Kentridge se souvient de l’origine. Étudiant l’histoire coloniale à l’université de Witwatersrand dans les années 1970, il découvre un texte du pasteur John Chilembwe envoyé en 1914 au Nyasaland Times. Extrait : En tant de paix, tout va aux Européens. Aucune gratification pour nous qui devons endurer mépris et humiliations. Mais, en temps de guerre, il nous faut partager le poids des épreuves : notre travail et notre sang sont nécessaires, ce dernier à parts égales. En 1915, Chilembwe prend la tête d’un mouvement de révolte dénonçant les pratiques perverses de recrutement des Européens. L’armée britannique promet aux porteurs nourriture et beaux uniformes, pour finalement organiser une implacable traque et les enrôler de force. Le texte de Chilembwe n’a jamais été publié. William Kentridge l’a archivé dans son atelier. Près de 45 ans plus tard, il le lit à son équipe. Le spectacle est en germination.

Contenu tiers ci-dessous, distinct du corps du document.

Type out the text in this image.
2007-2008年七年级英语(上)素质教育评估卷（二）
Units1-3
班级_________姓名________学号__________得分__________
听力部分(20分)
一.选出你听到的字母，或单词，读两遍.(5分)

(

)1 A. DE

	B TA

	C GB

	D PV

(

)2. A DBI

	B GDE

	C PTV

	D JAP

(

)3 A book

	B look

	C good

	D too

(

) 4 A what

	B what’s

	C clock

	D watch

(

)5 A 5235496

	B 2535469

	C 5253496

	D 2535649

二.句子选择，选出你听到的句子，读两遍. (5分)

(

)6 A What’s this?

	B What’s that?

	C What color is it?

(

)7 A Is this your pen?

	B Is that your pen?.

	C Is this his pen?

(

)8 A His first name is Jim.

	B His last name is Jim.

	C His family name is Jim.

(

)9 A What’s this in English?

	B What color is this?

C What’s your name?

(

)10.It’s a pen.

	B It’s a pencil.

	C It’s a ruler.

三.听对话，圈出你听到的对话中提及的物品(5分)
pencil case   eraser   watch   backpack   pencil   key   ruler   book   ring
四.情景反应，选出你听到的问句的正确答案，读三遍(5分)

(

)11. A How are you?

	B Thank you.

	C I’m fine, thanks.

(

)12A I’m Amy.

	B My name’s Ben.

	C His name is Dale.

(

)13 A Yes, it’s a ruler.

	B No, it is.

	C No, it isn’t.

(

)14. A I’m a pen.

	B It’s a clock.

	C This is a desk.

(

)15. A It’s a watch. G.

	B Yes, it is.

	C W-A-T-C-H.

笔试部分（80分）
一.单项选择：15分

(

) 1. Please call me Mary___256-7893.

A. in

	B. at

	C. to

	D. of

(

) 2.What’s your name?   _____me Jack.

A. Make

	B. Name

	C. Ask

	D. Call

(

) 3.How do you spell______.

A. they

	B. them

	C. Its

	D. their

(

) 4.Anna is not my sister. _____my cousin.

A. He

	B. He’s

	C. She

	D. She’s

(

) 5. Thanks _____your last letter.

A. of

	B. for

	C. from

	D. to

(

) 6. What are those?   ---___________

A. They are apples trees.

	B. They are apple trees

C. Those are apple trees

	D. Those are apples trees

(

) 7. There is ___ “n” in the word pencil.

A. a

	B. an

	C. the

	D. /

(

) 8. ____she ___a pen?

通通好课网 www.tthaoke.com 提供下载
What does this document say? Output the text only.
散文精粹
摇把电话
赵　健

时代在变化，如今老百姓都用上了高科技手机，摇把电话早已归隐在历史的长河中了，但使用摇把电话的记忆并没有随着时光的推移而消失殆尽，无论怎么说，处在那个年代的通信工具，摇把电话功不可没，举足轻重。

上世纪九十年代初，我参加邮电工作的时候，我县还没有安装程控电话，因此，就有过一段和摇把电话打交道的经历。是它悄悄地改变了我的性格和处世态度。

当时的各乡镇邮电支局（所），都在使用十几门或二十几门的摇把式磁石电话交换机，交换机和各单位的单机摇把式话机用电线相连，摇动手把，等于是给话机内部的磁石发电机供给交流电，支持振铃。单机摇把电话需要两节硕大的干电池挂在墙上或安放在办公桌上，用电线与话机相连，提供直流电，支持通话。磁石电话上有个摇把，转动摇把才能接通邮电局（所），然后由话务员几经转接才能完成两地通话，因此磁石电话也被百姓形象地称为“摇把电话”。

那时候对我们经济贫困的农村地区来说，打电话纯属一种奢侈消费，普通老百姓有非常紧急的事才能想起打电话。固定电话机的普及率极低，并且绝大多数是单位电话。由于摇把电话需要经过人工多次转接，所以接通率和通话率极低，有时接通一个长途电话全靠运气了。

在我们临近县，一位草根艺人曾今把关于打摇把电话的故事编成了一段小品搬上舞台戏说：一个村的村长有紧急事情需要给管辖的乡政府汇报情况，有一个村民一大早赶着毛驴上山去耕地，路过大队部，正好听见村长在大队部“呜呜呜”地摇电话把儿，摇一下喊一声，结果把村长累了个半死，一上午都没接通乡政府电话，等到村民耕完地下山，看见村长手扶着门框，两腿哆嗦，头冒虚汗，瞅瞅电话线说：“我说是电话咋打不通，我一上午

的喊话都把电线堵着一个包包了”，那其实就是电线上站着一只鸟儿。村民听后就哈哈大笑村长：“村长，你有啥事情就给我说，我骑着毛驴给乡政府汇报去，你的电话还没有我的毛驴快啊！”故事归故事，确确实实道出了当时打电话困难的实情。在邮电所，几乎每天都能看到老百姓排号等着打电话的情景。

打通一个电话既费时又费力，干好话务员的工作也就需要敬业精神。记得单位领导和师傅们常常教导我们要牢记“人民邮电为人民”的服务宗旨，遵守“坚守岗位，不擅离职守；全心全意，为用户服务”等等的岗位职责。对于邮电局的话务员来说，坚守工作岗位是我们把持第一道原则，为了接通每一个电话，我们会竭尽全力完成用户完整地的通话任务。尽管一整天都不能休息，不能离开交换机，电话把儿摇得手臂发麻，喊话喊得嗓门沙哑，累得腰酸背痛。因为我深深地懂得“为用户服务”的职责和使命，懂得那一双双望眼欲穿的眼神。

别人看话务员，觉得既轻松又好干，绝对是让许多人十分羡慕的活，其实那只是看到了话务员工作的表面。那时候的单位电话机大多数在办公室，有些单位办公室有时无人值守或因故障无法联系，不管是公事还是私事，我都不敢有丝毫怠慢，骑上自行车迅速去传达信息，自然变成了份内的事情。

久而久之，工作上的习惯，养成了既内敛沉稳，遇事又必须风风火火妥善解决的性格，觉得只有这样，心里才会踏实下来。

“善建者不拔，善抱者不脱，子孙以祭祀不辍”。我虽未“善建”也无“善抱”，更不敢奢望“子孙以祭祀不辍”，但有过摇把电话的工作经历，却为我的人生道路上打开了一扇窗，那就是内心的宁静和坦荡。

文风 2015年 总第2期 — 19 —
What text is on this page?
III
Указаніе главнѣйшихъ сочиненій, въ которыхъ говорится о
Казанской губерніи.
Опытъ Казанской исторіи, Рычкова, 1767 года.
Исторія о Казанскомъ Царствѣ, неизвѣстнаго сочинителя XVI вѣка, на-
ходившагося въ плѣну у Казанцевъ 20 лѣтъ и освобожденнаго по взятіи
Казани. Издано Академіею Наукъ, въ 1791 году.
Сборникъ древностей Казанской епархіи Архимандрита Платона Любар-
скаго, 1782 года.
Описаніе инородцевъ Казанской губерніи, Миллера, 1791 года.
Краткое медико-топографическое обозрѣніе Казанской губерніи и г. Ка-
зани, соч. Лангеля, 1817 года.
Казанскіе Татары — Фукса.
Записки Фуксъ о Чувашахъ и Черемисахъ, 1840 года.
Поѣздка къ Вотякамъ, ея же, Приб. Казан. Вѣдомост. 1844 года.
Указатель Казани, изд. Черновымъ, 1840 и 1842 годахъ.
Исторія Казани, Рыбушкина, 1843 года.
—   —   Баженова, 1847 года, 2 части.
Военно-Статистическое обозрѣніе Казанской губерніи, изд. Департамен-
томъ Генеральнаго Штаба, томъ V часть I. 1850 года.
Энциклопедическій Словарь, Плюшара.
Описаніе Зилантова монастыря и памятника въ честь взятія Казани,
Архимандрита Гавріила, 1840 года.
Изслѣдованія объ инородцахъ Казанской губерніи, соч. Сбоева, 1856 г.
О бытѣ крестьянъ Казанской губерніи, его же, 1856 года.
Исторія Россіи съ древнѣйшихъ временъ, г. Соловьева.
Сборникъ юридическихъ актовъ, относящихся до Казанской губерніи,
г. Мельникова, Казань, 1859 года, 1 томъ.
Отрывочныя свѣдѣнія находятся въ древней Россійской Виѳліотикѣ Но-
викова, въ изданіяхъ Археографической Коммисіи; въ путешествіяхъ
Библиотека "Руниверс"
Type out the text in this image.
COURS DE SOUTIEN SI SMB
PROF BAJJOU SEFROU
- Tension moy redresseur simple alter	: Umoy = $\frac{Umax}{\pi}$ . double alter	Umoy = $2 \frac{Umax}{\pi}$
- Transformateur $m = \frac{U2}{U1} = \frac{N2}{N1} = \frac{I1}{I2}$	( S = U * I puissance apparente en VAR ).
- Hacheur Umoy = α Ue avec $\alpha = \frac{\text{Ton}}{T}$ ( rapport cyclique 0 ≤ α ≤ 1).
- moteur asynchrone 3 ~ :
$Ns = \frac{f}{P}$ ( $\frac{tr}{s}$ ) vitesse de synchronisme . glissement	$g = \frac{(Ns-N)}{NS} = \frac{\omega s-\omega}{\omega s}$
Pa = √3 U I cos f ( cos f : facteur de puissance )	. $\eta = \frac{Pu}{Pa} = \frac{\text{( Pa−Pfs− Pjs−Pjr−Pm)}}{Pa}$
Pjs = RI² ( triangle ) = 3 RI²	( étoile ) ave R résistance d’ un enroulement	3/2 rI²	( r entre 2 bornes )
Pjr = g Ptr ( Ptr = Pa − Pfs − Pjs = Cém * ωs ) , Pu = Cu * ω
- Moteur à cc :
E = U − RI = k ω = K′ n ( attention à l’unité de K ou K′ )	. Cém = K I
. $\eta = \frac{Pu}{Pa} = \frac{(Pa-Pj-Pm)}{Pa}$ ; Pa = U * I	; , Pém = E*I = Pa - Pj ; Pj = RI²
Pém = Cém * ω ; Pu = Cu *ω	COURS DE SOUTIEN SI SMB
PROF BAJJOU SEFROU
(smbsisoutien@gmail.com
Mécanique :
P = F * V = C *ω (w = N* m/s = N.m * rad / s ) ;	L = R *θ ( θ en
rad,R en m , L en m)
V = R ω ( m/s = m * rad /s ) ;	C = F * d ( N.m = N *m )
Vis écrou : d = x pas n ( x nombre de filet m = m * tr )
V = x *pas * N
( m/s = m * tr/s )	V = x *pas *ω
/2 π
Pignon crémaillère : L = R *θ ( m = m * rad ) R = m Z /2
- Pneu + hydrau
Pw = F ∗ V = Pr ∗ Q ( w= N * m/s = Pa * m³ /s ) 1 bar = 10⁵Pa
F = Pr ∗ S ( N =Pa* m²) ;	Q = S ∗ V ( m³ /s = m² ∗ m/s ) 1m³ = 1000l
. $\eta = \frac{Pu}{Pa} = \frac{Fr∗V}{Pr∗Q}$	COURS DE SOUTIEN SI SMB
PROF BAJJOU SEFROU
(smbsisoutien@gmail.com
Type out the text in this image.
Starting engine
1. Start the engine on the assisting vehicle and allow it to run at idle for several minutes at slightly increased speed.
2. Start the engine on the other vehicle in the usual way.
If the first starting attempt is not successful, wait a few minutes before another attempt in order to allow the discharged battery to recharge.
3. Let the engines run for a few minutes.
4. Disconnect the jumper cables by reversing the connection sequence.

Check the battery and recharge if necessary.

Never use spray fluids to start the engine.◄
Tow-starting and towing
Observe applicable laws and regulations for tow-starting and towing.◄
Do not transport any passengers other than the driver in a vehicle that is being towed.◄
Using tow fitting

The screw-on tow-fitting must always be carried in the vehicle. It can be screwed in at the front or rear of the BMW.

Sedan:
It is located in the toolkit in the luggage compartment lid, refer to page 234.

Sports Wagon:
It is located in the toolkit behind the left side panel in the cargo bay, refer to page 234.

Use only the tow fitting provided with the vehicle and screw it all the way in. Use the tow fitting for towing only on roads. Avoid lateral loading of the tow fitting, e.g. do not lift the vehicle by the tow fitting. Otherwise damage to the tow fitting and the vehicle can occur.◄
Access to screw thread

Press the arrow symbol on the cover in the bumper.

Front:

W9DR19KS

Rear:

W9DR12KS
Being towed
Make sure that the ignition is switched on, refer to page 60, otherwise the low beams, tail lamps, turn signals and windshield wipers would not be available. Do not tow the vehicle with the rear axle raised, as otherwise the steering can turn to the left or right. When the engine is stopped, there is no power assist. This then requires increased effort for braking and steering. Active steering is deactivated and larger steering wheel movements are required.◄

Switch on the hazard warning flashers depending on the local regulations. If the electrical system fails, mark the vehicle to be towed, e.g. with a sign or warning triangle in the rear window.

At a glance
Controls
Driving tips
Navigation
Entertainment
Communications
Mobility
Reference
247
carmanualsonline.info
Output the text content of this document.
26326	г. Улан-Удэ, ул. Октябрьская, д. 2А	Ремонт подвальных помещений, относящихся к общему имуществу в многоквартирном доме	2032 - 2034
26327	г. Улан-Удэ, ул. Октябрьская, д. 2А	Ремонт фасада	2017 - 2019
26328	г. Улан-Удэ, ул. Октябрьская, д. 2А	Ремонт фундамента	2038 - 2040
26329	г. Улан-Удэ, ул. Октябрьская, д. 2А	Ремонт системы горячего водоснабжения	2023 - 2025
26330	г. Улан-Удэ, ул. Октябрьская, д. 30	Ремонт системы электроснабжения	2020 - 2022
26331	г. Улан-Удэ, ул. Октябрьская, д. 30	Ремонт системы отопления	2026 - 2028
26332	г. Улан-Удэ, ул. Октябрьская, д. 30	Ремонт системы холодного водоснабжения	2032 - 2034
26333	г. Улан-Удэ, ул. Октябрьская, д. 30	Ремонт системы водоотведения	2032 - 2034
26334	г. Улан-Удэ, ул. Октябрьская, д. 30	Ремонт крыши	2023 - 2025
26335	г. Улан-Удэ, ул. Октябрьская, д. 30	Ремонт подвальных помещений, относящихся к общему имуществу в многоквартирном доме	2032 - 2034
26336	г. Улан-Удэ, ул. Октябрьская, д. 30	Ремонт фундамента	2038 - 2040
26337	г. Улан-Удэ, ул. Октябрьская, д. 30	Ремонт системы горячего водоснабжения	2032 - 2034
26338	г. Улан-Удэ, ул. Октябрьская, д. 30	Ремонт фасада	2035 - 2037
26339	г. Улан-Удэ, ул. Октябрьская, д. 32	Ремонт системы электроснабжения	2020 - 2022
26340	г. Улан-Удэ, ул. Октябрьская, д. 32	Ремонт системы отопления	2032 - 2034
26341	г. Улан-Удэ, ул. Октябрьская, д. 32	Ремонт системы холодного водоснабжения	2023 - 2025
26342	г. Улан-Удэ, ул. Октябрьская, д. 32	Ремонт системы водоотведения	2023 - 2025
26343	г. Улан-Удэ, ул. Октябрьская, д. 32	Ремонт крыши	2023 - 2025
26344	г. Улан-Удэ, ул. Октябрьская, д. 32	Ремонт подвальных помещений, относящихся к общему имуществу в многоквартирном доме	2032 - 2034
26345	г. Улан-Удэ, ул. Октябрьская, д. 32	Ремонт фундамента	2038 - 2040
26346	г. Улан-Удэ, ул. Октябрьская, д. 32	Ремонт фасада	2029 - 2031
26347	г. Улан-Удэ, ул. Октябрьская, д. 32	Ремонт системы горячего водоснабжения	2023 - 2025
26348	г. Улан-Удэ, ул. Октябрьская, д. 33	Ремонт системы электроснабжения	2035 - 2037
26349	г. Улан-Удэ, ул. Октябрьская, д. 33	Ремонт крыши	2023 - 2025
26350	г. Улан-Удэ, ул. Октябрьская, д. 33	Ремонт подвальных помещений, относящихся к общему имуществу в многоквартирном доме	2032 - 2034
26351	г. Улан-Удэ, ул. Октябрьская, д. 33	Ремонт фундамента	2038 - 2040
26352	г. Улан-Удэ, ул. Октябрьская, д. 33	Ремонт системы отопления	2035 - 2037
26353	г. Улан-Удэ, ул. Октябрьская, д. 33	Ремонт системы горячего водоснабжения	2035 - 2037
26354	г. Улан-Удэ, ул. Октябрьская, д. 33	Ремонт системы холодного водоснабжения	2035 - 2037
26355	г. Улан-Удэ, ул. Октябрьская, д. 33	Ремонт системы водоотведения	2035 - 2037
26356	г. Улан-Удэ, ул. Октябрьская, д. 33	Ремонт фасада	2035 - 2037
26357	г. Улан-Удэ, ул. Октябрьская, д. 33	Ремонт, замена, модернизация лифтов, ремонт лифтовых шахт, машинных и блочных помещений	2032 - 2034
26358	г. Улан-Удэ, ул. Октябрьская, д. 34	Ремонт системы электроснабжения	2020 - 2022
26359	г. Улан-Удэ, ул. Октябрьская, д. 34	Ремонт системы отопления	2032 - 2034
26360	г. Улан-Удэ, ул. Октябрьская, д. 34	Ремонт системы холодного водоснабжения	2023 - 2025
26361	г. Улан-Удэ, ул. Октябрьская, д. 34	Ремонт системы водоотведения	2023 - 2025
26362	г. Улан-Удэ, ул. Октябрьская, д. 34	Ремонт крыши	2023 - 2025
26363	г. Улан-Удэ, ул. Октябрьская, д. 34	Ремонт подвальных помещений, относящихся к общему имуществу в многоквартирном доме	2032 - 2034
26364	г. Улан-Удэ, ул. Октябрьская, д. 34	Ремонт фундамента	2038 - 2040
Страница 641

The head & the load est formé de refus qui eux aussi s’emboîtent et s’imbriquent. Refus d’une narration didactique, refus d’une construction décrétée, refus de trop chercher à élucider. Le tâtonnement pour seul guide. L’histoire est fragments. Kentdridge revendique l’héritage dadaïste. The head & the load est formé de superpositions. Création collective et pluralité des modes expressifs de Kentridge, qui dessine, peint, découpe, colle, fait bouger. Tout est bon pour tracer (il dit que lui, à la différence d’autres enfants, il ne s’est jamais arrêté de dessiner) sur tous les supports, vieux dictionnaires, registres de comptes, grandes bâches ou petits feuillets de fortune. Fusain des portraits d’hommes, d’oiseaux, objets (un canon, un mégaphone, un bateau), les paysages africains qui s’étirent. Et les textes signés John Chilembwe, Frantz Fanon, Kurt Schwitters, Tristan Tzara et Sol Plaatjie, sont aussi collages de voix et de temps. Greffes.

Sur le noir des projections, la couleur des acteurs et des danseurs dans la lumière. Le livre met en scène une procession, le défilement des hommes noirs sans nom, ni même numéro. On ne les appelle pas, on les compte. Des chiffres sautent à la figure. Du Nyassaland, 265 000 porteurs. De l’Ouganda, 190 000 porteurs. Du Congo, 200 000 porteurs. Du Nigeria, 4 000 porteurs chaque mois. Des équivalences sautent à la figure. Pour chaque soldat, 3 porteurs. Pour chaque officier, 9 porteurs. Pour chaque canon, 300 porteurs. Si un homme meurt, un autre le remplace. Si 100 meurent, 100 les remplacent. Inépuisable machine à épuiser.

Et l’ironie. Espérant après ce sacrifice la parité avec les citoyens des métropoles ou au moins une amélioration de leur condition, les Africains enrôlés sont restés dans l’ombre. En fait de liberté, on leur donna un pardessus et une bicyclette, raconte Kentridge. Mais même ces misérables contreparties devinrent des trésors au point que certains des comédiens se souviennent avoir eu interdiction de toucher à ces bicyclettes et à ces pardessus de leurs grands-pères. À l’image du travail de Kentridge. Prélever des bouts, rapprocher sans chercher la logique, se méfier de la raison qui égare dans une toute puissance de l’après-coup. Juste faire confiance aux détails qui n’en sont pas et qui remontent, en bulles fantasques, à la surface du présent.